Coverage under most private insurance for preventive care like obesity screenings and nutritional counseling.
Work breaks for nursing mothers.
A tax on tanning salons. Exposure to UVA light from the sun or from a tanning booth kicks your skin cancer risk up by 75 percent.
Free yearly wellness visits for Medicare patients.
More money for preventive-medicine training for doctors.
Money for stop-smoking programs for pregnant women.
A trust fund that could help build more sidewalks, bike paths and hiking trails.
Where healthcare reform will succeed—or fail.
Healthcare reform will succeed if it gets people to live healthier lives. It will fail if you don't take advantage of any healthy-living tools it may offer—and if doctors, insurance companies and government don't focus on preventing chronic diseases like diabetes, high blood pressure and heart disease by attacking their root causes.
But don't wait for them to act. Laws can't make you healthy; only you can do that. Read our columns, watch Dr. Oz's show on TV, subscribe to RealAge.com's daily health tip. But most important of all, adopt habits that fight the biggest causes of preventable illness. You'll live longer, keep yourself out of our "sickness-care" system and (insert applause here) help hold the line against rising healthcare costs.
Here are four things you can do today—right now!
Move it. Set aside 30 minutes a day of your time and use it to walk. Your heart, your waistline, your weight, even your sex life and your brain will benefit. Walk no matter what. Get up early if there's a busy day ahead, do laps around the living room if a monsoon's brewing. After a few months of daily walking, extend your time and/or distance, and add a short strength-training routine.
If you smoke, shake that butt. Tobacco robs you of 10 years of life and adds 20 years of disability. It raises your odds for heart disease, cancer and emphysema.

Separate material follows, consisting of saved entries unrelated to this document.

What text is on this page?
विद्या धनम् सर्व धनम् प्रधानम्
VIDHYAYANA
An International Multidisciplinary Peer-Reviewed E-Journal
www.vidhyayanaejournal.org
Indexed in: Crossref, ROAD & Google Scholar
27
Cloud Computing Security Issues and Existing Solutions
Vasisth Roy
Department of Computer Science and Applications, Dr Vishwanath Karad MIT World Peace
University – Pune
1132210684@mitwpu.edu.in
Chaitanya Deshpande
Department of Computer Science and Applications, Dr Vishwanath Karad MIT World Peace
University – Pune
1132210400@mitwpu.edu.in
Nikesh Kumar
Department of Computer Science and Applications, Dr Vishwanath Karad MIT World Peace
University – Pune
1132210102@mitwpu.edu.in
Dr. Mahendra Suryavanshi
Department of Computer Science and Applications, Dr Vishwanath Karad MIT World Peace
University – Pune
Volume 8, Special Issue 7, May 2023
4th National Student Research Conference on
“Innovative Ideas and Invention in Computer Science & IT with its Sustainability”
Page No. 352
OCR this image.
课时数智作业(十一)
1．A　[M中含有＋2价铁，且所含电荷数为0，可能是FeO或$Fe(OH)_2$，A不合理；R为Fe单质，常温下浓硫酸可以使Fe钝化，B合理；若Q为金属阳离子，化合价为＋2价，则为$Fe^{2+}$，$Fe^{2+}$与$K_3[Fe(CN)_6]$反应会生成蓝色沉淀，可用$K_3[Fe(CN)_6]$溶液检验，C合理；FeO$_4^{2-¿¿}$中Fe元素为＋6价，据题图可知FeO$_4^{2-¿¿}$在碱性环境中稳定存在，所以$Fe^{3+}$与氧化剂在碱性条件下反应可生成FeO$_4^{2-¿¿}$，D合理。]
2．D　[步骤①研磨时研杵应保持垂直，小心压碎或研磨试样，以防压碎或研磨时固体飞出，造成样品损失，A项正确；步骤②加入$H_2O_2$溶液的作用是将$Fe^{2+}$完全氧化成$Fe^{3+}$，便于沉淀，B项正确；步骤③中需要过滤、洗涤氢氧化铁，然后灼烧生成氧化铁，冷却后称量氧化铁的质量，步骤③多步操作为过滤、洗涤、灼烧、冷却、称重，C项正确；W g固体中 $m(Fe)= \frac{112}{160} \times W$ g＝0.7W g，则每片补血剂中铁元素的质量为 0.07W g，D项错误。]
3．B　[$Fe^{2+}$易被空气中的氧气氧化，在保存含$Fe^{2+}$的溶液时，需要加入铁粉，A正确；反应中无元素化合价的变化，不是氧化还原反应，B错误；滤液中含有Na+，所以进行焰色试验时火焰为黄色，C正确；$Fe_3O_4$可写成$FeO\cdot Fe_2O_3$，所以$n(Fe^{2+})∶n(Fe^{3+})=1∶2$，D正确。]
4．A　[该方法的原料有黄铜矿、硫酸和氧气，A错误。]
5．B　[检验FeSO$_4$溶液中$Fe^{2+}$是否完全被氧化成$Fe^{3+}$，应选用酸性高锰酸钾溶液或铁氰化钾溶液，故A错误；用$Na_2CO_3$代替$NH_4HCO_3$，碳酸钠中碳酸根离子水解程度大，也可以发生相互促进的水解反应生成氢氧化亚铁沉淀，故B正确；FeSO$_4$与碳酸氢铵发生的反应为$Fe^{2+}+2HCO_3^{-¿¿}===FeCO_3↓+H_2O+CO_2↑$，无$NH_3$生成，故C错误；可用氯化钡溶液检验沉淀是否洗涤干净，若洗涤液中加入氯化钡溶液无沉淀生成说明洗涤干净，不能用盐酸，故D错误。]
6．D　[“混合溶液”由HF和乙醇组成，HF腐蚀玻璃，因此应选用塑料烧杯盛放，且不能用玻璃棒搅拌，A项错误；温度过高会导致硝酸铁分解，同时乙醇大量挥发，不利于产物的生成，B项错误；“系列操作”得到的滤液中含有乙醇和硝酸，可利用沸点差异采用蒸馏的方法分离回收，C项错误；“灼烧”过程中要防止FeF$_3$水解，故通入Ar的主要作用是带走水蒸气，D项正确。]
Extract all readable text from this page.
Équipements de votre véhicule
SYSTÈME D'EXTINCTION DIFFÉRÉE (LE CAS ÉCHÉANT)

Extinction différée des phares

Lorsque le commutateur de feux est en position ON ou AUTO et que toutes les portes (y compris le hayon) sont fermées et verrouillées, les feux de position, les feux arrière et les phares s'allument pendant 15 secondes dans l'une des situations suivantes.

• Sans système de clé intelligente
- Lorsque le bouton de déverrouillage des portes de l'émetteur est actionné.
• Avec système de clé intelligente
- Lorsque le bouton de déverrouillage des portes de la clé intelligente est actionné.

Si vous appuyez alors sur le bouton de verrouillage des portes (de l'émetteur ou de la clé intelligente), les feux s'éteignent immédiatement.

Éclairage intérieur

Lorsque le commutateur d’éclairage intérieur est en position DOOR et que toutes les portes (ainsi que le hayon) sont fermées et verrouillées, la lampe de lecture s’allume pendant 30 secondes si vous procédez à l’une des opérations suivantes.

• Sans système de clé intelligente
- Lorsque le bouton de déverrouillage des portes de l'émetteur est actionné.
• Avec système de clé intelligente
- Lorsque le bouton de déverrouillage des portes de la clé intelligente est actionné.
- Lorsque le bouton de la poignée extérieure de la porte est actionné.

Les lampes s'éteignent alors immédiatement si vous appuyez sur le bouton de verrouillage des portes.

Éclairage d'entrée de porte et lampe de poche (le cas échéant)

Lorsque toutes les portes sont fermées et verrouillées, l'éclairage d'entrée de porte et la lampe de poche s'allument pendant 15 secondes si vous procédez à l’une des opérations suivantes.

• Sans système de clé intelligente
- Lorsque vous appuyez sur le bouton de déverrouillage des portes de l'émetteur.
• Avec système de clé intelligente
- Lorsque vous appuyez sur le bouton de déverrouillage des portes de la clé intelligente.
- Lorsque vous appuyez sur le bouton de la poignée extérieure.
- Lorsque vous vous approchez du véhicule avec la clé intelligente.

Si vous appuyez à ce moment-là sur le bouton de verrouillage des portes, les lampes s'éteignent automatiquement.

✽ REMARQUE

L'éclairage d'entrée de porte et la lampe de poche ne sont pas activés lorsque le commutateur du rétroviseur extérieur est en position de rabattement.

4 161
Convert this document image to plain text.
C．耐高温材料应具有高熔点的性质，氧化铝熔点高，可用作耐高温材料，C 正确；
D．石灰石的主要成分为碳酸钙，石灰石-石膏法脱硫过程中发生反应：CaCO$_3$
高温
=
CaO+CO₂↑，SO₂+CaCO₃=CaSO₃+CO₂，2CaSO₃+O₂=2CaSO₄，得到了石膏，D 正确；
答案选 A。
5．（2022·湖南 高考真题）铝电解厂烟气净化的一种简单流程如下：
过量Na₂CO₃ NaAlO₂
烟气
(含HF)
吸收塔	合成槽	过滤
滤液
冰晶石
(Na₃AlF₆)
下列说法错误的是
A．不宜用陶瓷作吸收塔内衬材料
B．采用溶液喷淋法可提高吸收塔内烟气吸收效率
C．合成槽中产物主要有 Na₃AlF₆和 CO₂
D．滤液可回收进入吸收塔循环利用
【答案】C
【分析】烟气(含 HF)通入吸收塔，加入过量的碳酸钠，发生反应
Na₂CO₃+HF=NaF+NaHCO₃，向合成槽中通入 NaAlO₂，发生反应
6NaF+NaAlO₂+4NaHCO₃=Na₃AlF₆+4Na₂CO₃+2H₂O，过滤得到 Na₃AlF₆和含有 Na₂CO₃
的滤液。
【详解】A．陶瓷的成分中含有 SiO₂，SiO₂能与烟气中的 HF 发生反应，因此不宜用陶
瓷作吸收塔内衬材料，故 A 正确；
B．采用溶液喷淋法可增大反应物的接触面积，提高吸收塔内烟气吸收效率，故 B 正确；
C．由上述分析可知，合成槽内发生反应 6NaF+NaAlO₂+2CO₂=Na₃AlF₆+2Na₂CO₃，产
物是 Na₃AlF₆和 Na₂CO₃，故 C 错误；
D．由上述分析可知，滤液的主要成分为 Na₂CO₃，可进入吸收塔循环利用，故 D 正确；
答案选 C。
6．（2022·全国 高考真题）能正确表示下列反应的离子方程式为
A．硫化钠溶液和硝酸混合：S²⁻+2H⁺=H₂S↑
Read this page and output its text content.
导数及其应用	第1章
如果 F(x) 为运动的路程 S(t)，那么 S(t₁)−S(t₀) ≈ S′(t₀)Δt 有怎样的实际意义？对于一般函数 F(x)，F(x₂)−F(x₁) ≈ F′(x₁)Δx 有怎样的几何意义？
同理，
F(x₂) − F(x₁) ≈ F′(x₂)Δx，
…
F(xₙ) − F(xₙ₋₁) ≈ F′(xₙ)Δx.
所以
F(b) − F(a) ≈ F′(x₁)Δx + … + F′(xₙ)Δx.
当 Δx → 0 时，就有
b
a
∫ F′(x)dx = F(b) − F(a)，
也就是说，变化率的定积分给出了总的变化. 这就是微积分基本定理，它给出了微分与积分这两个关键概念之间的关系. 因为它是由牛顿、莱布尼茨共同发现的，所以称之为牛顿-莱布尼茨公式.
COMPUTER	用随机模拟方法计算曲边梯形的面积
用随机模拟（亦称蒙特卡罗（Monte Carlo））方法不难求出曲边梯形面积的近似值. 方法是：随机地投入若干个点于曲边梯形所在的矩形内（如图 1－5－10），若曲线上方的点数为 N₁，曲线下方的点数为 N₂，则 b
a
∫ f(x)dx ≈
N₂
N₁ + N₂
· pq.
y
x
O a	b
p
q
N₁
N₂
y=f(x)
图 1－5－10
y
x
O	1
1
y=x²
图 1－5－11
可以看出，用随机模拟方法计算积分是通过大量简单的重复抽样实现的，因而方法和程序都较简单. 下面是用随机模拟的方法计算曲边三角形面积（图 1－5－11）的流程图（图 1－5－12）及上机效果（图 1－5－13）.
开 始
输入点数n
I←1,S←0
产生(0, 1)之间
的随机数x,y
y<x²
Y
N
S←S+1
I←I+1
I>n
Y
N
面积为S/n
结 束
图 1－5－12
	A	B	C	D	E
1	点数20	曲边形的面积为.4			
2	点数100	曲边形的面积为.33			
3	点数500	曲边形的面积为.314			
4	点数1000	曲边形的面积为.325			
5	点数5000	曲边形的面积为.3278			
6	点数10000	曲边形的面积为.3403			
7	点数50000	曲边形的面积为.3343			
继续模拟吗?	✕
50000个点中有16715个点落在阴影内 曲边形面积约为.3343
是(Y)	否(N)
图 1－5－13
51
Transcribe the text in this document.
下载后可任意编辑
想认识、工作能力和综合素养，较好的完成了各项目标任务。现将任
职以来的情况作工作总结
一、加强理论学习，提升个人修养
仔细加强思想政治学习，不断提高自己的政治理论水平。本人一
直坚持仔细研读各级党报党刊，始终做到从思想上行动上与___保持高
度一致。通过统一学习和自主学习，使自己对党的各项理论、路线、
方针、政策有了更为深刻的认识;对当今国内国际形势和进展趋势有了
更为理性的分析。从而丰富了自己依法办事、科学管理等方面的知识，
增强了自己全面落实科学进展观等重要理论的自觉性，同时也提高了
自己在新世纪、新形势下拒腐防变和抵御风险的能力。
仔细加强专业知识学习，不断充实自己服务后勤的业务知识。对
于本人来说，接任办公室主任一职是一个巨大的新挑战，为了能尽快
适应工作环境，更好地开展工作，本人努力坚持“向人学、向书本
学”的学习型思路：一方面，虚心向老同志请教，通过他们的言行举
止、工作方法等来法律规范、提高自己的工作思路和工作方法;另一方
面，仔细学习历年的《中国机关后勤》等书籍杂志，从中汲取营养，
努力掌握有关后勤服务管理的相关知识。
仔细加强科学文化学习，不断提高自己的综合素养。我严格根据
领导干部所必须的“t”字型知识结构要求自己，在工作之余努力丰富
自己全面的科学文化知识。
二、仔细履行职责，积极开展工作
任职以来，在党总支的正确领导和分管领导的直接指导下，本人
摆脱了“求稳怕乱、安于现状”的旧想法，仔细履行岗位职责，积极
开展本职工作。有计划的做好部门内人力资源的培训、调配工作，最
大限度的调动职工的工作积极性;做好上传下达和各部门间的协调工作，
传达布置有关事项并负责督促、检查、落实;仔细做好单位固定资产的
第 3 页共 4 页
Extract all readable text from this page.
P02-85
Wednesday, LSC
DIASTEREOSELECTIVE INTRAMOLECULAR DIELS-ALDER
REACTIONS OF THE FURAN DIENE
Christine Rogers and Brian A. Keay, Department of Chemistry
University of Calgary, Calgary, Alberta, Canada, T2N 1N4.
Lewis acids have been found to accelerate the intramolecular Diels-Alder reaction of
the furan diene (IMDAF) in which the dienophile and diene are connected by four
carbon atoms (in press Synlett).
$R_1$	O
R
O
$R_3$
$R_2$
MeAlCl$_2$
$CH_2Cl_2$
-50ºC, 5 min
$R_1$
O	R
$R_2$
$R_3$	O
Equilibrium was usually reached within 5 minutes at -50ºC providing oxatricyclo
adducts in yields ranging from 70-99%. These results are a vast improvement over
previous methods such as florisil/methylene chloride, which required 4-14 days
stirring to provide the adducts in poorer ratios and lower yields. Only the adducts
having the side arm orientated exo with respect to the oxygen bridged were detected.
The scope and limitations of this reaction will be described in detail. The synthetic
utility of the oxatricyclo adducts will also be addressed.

Quitting ain't easy, but it's worth it. Five years of smoke-free living can help you win back most of the years lost to cigarettes. Smoking's a psychological and physical addiction, so line up plenty of strategies in advance: nicotine replacement therapy, a prescription anti-craving drug and buddies who will support you. A month before your quit date, start walking 30 minutes a day too.
Eat as if your life depends on it. You know the drill, so just do it: Go for more fruits and veggies. Switch from refined to whole grains. Get your protein from fish, skinless chicken, low-fat dairy and a small daily serving of nuts. Watch portions. Eating fewer calories can extend your longevity as it whittles your waistline.
Enjoy a daily ah break. Reducing stress feels good and helps your immune system function optimally. Spend 5 minutes a day in prayer, meditation, yoga or a deep-breathing exercise.